Kinder zum Beispiel sind zunächst nur »Nutzer« und entwickeln sich erst 
nach und nach zu »Produzenten«. Es gibt Menschen, die gehen
darin auf, Dinge zu schaffen, andere wiederum darin, vorhandenen 
Reichtum zu nutzen. Wieder andere machen mal dies und mal das. 
Selbstentfaltung bedeutet, die je eigenen Möglichkeiten produktiv oder 
nutzend oder produktiv-nutzend maximal zu entwickeln und individuell 
auszubauen - unabhängig von der konkreten Tätigkeit. 
Bedürfnisbefriedigung bedeutet also keinesfalls, bloß nutzender
»Konsument« zu sein und vorhandenen Reichtum geschleust durch die 
Wertöse zu verschlingen - das ist die warenförmig pervertierte Form der
»Selbstverwirklichung«. Sondern es bedeutet, egal, ob als »Nutzer« oder 
als »Produzent«, die je eigene Persönlichkeit maximal zu entfalten und 
das Leben zu leben.

Also keine Zwangsverabredung. Verabreden werden wird natürlich, doch nur
durchschnittlich, nicht notwendig individuell bei jeder Handlung. Wie 
aber entsteht trotzdem Reichtum, Stabilität und Verlässlichkeit? Das 
Geheimnis liegt im selbstorganisierenden Kern, im »selbstreproduktiven 
Mechanismus« der freien Gesellschaft.
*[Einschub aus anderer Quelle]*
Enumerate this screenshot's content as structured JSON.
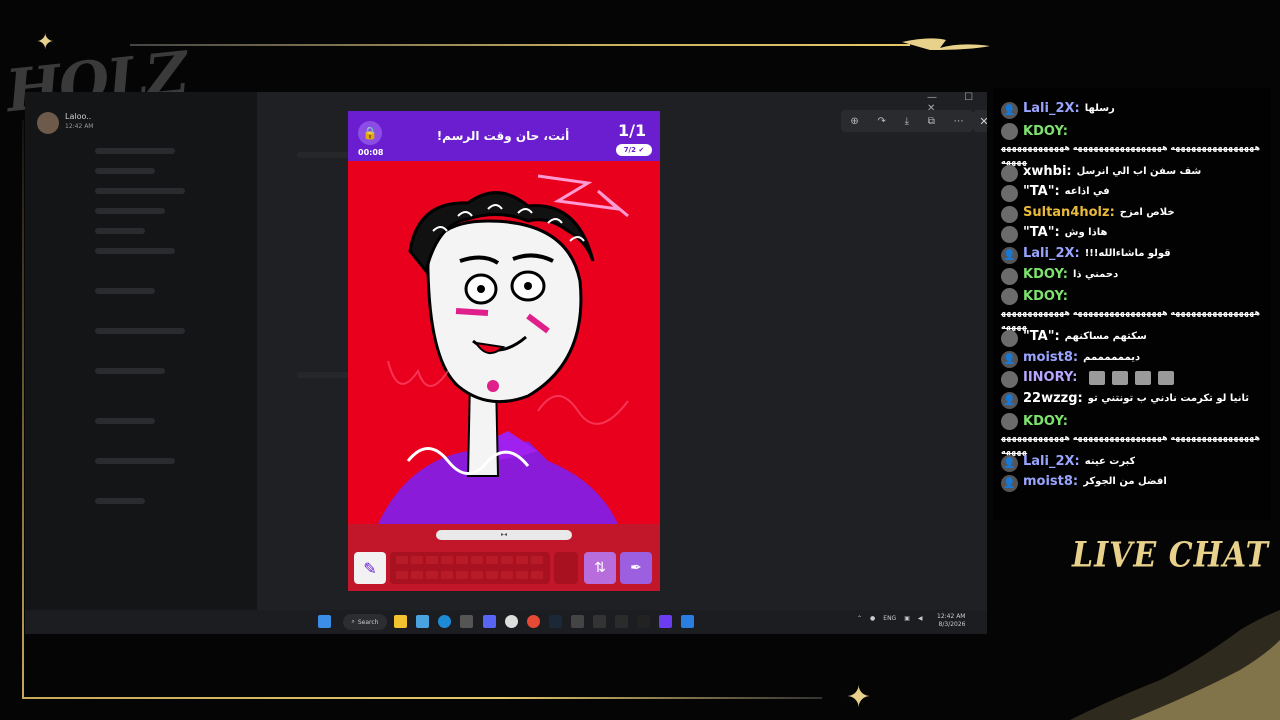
{
  "overlay": {
    "logo": "HOLZ",
    "live_chat_label": "LIVE CHAT",
    "accent_color": "#e8d18a"
  },
  "discord": {
    "user_name": "Laloo..",
    "time": "12:42 AM",
    "window_controls": "— ☐ ✕",
    "viewer_tools": [
      "zoom-in-icon",
      "forward-icon",
      "download-icon",
      "open-external-icon",
      "more-icon"
    ]
  },
  "game": {
    "timer": "00:08",
    "prompt": "أنت، حان وقت الرسم!",
    "round": "1/1",
    "players": "7/2",
    "lock_icon": "lock-icon",
    "colors": {
      "header": "#6a1ed0",
      "canvas": "#e8001c",
      "toolbar": "#c2162a"
    }
  },
  "taskbar": {
    "search_label": "Search",
    "language": "ENG",
    "clock_time": "12:42 AM",
    "clock_date": "8/3/2026"
  },
  "chat": {
    "messages": [
      {
        "user": "Lali_2X:",
        "color": "#9aa4ff",
        "text": "رسلها",
        "badge": "user-icon"
      },
      {
        "user": "KDOY:",
        "color": "#7ee36e",
        "text": "ههههههههههههههههه هههههههههههههههههه هههههههههههههههههه",
        "badge": "avatar",
        "wrap": true
      },
      {
        "user": "xwhbi:",
        "color": "#ffffff",
        "text": "شف سفن اب الي انرسل",
        "badge": "avatar"
      },
      {
        "user": "\"TA\":",
        "color": "#ffffff",
        "text": "في اذاعه",
        "badge": "avatar"
      },
      {
        "user": "Sultan4holz:",
        "color": "#e8b93a",
        "text": "خلاص امزح",
        "badge": "avatar"
      },
      {
        "user": "\"TA\":",
        "color": "#ffffff",
        "text": "هاذا وش",
        "badge": "avatar"
      },
      {
        "user": "Lali_2X:",
        "color": "#9aa4ff",
        "text": "قولو ماشاءالله!!!",
        "badge": "user-icon"
      },
      {
        "user": "KDOY:",
        "color": "#7ee36e",
        "text": "دحمني ذا",
        "badge": "avatar"
      },
      {
        "user": "KDOY:",
        "color": "#7ee36e",
        "text": "ههههههههههههههههه هههههههههههههههههه هههههههههههههههههه",
        "badge": "avatar",
        "wrap": true
      },
      {
        "user": "\"TA\":",
        "color": "#ffffff",
        "text": "سكتهم مساكنهم",
        "badge": "avatar"
      },
      {
        "user": "moist8:",
        "color": "#9aa4ff",
        "text": "ديممممممم",
        "badge": "user-icon"
      },
      {
        "user": "IINORY:",
        "color": "#b8a6ff",
        "text": "",
        "badge": "avatar",
        "emotes": 4
      },
      {
        "user": "22wzzg:",
        "color": "#ffffff",
        "text": "ثانيا لو تكرمت نادني ب تونتني تو",
        "badge": "user-icon"
      },
      {
        "user": "KDOY:",
        "color": "#7ee36e",
        "text": "ههههههههههههههههه هههههههههههههههههه هههههههههههههههههه",
        "badge": "avatar",
        "wrap": true
      },
      {
        "user": "Lali_2X:",
        "color": "#9aa4ff",
        "text": "كبرت عينه",
        "badge": "user-icon"
      },
      {
        "user": "moist8:",
        "color": "#9aa4ff",
        "text": "افضل من الجوكر",
        "badge": "user-icon"
      }
    ]
  }
}
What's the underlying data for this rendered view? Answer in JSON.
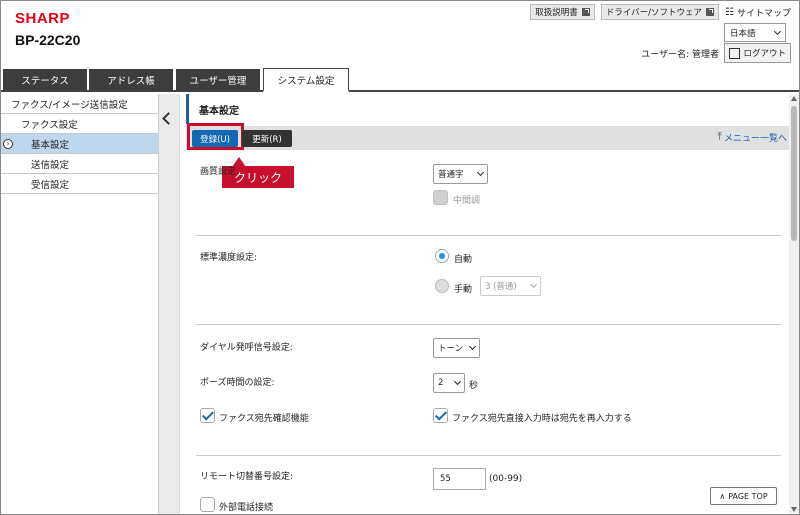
{
  "header": {
    "logo": "SHARP",
    "model": "BP-22C20",
    "links": {
      "manual": "取扱説明書",
      "driver": "ドライバー/ソフトウェア",
      "sitemap": "サイトマップ"
    },
    "language": "日本語",
    "username": "ユーザー名: 管理者",
    "logout": "ログアウト"
  },
  "tabs": [
    "ステータス",
    "アドレス帳",
    "ユーザー管理",
    "システム設定"
  ],
  "sidebar": {
    "items": [
      {
        "label": "ファクス/イメージ送信設定"
      },
      {
        "label": "ファクス設定"
      },
      {
        "label": "基本設定"
      },
      {
        "label": "送信設定"
      },
      {
        "label": "受信設定"
      }
    ]
  },
  "main": {
    "title": "基本設定",
    "register_button": "登録(U)",
    "update_button": "更新(R)",
    "menu_link": "メニュー一覧へ",
    "callout": "クリック",
    "image_quality": {
      "label": "画質設定:",
      "value": "普通字",
      "halftone_label": "中間調"
    },
    "density": {
      "label": "標準濃度設定:",
      "auto_label": "自動",
      "manual_label": "手動",
      "manual_value": "3 (普通)"
    },
    "dial": {
      "label": "ダイヤル発呼信号設定:",
      "value": "トーン"
    },
    "pause": {
      "label": "ポーズ時間の設定:",
      "value": "2",
      "unit": "秒"
    },
    "confirm_dest": {
      "label": "ファクス宛先確認機能"
    },
    "reenter_dest": {
      "label": "ファクス宛先直接入力時は宛先を再入力する"
    },
    "remote": {
      "label": "リモート切替番号設定:",
      "value": "55",
      "range": "(00-99)"
    },
    "external_phone": {
      "label": "外部電話接続"
    },
    "page_top": "PAGE TOP"
  },
  "colors": {
    "brand": "#e60012",
    "accent": "#1469b4",
    "callout": "#c8102e"
  }
}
Dieser konstituiert sich nämlich 
über die Selbstentfaltung des Menschen - sei es als »Nutzer« oder 
als »Produzent«. Beides wird ohnehin nicht mehr voneinander zu 
unterscheiden sein: Das eigene Nutzen eines Reichtums ist häufig 
wiederum ein Produzieren für andere. Die These lautet also: Sind die
Menschen von der (Wert-)Leine gelassen, werden sie in ihrer Vielfalt all 
jenen stofflichen und nichtstofflichen Reichtum schaffen, den eben 
diese Menschen brauchen - stabil und verlässlich: Alles für alle.